Holly Plackett resigns from Ocean Shores Council

Placket to resign OS City Council seat July 24

By SCOTT D. JOHNSTON

For GH Newspaper Group

Ocean Shores City Council member Holly Plackett has resigned her position, effective Tuesday, July 24, the day after the next Council meeting. By then, she and her husband, Mark, will be living in Kona, Hawaii.

It was already well known in the North Coast community that the couple has been planning a move to Hawaii, where they hope to establish a “family compound” that will eventually go to their children. Plackett told the North Coast News that the timing of her resignation from the seat she was elected to in November, 2015, was dictated by the final closing of the sale of their house in Ocean Shores.

“I didn’t want to resign my City Council seat a moment too soon,” she said. “I worked too hard for it … and without the proceeds of the house, we weren’t going anywhere.” The Placketts signed off on the sale Sunday and the buyer signed Monday with immediate possession.

She sent Mayor Crystal Dingler and Jon Martin, the Council member chosen by his colleagues as Mayor Pro Tem, notice of her resignation in an email Sunday night. In that message she indicated that she wants to attend the July 23 council meeting by phone, with her resignation effective the next day.

The mayor has created a set of suggested guidelines for the process of the council selecting a replacement, who will serve through 2019, when four council positions will be on the November general election ballot. That topic will be on the July 23 council agenda, and the council will ultimately decide on the procedure, subject to existing state law.

Any applicant must have at least one year of full-time residency in the city at the time of appointment, must be a current registered voter in this district and be able to serve out the term until the November 2019 election certification.

Dingler would like to see applications accepted from 9 a.m. Tuesday, July 24 through 2 p.m. Thursday, August 9, then announce the applicants and provide council members and the media with their resumes and bios at the Monday, August 13, Council meeting.
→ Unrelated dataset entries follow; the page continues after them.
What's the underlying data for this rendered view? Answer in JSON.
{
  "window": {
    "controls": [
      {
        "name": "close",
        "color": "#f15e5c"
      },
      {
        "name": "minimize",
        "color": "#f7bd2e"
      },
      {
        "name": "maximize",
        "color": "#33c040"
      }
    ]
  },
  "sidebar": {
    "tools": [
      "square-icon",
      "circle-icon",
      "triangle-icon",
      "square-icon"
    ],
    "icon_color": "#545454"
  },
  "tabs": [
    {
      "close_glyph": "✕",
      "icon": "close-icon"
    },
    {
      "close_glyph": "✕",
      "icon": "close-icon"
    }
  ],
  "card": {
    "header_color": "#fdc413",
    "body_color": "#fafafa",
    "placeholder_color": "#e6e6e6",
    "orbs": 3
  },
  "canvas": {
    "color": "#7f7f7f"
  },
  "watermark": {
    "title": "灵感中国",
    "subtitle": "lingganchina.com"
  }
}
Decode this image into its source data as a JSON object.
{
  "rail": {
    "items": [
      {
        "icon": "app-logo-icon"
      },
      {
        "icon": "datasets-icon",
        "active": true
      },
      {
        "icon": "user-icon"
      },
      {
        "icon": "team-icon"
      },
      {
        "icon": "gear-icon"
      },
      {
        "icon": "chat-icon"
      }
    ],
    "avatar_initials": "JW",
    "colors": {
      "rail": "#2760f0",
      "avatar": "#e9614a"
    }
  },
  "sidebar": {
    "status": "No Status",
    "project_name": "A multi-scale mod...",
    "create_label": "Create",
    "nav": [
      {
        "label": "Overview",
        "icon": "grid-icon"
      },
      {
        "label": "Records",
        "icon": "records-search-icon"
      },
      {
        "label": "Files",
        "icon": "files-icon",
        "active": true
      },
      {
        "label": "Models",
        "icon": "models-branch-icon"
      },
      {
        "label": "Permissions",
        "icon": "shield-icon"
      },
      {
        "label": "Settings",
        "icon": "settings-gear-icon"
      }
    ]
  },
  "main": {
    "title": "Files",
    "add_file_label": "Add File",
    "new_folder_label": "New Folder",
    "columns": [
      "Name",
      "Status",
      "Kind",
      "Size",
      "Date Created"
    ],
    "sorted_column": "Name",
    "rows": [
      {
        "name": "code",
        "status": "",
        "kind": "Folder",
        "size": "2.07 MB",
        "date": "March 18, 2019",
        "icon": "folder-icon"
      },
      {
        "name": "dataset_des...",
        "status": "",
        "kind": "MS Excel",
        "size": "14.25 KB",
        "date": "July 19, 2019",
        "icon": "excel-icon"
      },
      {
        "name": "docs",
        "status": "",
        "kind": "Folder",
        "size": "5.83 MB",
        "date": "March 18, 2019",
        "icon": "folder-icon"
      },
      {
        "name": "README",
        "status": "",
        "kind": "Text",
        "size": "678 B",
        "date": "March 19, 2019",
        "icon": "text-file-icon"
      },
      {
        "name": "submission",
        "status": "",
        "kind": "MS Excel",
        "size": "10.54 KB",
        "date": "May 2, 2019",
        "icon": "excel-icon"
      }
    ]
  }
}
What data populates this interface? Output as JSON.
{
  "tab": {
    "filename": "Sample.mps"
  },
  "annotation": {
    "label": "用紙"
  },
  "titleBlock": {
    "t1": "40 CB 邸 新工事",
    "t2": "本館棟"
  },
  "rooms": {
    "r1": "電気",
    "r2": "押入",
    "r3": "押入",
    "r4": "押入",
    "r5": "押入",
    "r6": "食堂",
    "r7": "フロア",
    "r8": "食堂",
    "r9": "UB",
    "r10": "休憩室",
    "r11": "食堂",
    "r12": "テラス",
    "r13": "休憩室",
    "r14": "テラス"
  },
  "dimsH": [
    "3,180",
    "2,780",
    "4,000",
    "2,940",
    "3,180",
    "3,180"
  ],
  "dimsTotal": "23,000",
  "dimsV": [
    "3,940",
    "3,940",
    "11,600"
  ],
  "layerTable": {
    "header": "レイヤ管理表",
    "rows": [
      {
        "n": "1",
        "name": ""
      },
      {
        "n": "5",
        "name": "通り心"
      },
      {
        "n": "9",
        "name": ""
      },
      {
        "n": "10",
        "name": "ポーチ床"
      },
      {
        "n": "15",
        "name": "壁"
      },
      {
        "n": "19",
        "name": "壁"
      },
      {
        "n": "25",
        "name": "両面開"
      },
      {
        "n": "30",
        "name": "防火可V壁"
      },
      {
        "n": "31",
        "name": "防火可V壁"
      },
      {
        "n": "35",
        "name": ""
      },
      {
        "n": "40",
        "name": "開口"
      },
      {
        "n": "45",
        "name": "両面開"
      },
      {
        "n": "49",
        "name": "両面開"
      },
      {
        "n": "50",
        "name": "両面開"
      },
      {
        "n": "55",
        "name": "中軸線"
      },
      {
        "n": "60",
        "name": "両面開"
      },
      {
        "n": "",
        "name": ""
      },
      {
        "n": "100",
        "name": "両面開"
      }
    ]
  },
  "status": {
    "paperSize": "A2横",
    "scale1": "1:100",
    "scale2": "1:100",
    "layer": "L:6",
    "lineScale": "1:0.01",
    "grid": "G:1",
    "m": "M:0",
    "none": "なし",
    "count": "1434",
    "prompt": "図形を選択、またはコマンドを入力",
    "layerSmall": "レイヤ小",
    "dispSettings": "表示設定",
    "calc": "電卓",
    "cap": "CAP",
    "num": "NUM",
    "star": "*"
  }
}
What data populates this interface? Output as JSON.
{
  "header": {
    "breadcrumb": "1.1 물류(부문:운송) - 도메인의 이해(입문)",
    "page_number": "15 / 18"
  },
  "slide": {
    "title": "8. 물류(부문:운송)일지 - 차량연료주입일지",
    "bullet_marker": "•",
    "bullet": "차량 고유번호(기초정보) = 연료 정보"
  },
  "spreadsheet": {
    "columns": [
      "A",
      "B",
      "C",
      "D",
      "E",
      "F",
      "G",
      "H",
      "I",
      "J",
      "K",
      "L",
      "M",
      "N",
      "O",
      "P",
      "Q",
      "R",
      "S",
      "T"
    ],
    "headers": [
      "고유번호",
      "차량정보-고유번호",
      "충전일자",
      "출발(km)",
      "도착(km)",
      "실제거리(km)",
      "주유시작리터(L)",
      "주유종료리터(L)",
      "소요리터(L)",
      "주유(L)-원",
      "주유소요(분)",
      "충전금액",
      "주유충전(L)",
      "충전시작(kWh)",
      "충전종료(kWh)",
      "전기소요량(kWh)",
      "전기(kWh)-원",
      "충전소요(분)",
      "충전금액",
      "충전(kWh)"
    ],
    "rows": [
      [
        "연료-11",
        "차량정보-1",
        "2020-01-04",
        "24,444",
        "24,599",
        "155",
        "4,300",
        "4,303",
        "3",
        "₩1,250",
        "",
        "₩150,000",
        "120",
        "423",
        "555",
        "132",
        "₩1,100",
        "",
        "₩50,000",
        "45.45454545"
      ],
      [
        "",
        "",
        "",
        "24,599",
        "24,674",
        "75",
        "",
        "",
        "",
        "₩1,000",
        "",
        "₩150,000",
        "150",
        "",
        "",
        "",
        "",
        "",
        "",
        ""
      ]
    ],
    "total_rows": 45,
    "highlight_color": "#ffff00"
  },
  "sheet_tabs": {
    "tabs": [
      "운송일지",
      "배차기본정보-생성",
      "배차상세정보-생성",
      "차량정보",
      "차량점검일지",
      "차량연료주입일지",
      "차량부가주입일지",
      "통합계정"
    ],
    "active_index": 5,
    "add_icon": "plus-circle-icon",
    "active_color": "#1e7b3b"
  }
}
At the next meeting, August 27, Council would publicly interview the applicants, have a private executive session discussion, then return to the open meeting and vote on a successor, who would be sworn in and participate in the reminder of the meeting.

Plackett said of her and husband’s decade in Ocean Shores, “Overall our experience was good; we had some good friends, and this is a beautiful area.” But, she said her two years and eight months on City Council sometimes produced frustration.

“As a community, we need to start understanding what’s going on in the world how we can take advantage of those changes. Progress is not always a bad thing and I’d like Ocean Shores to be a little more progressive. …

“People need to have a little more positive outlook on what can make our life a little bit better out there and not being discouraging to new ideas,” she remarked. Future councils “need to be more willing to listen to new ideas, to try things, and to be more collaborative with the community.”